Washington Post On Alaska’s Declining Crab Harvests
While Deadliest Catch has made Alaskan crab fishing a must-watch pastime for Discovery Channel viewers – we’ve profiled many of the show’s most fearless and eccentric characters – the Alaskan crab industry as a whole is not doing well, as this Washington Post report suggests. Here’s more:
The collapse of two of three major crab stocks in Alaska — there’s a third, bairdi crab, also called tanner crab, which is doing fine, but is a much smaller industry — is more than a gastronomic inconvenience for the one-percenters. It is the main source of income for many of the 65 communities that make up the Western Alaska Community Development Quota Program, which allocates a portion of the annual fish harvest of certain commercial species directly to coalitions of villages that, because of geographic isolation and diminished access to sources of income, have had limited economic opportunities, says Heather McCarty, a fisheries consultant in Juneau.
The program was established to provide economic and social benefits for residents of western Alaska, alleviating poverty in what often are Indigenous communities.
“I work in the Pribilof Islands for an Aleut community of 450 people, which is heavily invested in the crab quota,” McCarty said. On the island of St. Paul, Trident Seafoods has one of the largest crab processing plants in the world, employing as many as 400 workers during peak snow crab season in February. This February, it was quiet.

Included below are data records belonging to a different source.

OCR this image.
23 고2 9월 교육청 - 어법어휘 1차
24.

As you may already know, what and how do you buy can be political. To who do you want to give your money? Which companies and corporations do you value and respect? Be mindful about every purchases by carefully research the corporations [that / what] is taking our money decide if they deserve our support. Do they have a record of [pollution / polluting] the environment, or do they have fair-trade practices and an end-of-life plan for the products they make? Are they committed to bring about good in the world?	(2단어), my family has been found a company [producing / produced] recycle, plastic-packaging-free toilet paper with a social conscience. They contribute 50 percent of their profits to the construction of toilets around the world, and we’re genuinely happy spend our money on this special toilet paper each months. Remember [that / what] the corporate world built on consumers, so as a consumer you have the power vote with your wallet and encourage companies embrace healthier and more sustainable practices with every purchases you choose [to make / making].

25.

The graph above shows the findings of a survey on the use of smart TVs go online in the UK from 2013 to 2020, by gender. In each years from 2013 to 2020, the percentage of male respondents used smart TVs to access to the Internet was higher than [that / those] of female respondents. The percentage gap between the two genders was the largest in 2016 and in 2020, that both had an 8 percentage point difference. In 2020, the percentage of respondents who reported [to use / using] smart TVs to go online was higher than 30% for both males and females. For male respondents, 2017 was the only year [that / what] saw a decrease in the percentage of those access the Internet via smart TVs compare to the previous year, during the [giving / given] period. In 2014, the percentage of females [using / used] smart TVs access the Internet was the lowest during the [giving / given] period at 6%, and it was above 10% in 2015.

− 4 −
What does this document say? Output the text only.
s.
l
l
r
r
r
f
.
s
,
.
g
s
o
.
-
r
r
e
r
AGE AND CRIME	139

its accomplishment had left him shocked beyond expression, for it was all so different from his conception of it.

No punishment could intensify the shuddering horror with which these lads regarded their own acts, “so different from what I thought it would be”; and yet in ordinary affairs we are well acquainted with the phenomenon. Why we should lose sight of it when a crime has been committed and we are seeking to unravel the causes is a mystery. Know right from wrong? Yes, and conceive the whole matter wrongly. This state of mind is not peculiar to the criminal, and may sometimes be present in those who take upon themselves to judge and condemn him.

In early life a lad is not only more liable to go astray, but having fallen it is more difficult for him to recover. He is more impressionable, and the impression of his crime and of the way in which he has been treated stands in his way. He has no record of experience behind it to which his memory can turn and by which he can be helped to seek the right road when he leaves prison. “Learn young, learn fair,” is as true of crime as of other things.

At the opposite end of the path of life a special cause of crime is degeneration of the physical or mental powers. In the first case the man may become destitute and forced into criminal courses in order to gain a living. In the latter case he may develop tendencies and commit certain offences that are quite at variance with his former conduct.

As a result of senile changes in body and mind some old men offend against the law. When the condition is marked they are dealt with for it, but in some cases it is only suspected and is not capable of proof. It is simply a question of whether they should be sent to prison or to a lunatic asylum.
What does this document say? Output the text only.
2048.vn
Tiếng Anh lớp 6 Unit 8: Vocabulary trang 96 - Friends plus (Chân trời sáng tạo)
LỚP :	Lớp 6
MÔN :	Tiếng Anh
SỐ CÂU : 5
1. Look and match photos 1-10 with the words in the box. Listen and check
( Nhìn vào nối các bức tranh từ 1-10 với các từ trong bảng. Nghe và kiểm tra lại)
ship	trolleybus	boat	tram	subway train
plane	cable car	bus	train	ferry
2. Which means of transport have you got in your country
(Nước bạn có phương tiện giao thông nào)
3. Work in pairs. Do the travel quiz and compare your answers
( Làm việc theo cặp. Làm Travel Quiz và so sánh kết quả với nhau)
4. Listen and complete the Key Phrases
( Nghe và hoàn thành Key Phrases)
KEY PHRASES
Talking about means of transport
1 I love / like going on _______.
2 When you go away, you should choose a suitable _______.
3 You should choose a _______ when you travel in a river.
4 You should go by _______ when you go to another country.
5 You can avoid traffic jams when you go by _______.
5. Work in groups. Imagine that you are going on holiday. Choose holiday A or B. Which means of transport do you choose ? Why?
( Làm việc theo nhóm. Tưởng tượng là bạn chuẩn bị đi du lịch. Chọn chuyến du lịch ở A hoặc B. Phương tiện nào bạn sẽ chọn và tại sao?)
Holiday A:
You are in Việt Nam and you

The story tries to break down several possibilities for the snow and king crab struggles, including climate change. But as one NOAA scientist said in the story, there’s not a clear-cut reason why the prized seafood is drying up in Alaskan waters:
“We don’t have data to specifically say what happened,” said the National Oceanic and Atmospheric Administration’s Bob Foy, the science and research director of the agency’s Alaska Fisheries Science Center. “What we know is that we had extreme heat wave in 2019, and we had numerous fish and crab stocks moving into areas they hadn’t been historically. The fishery moved its effort toward the northwest.”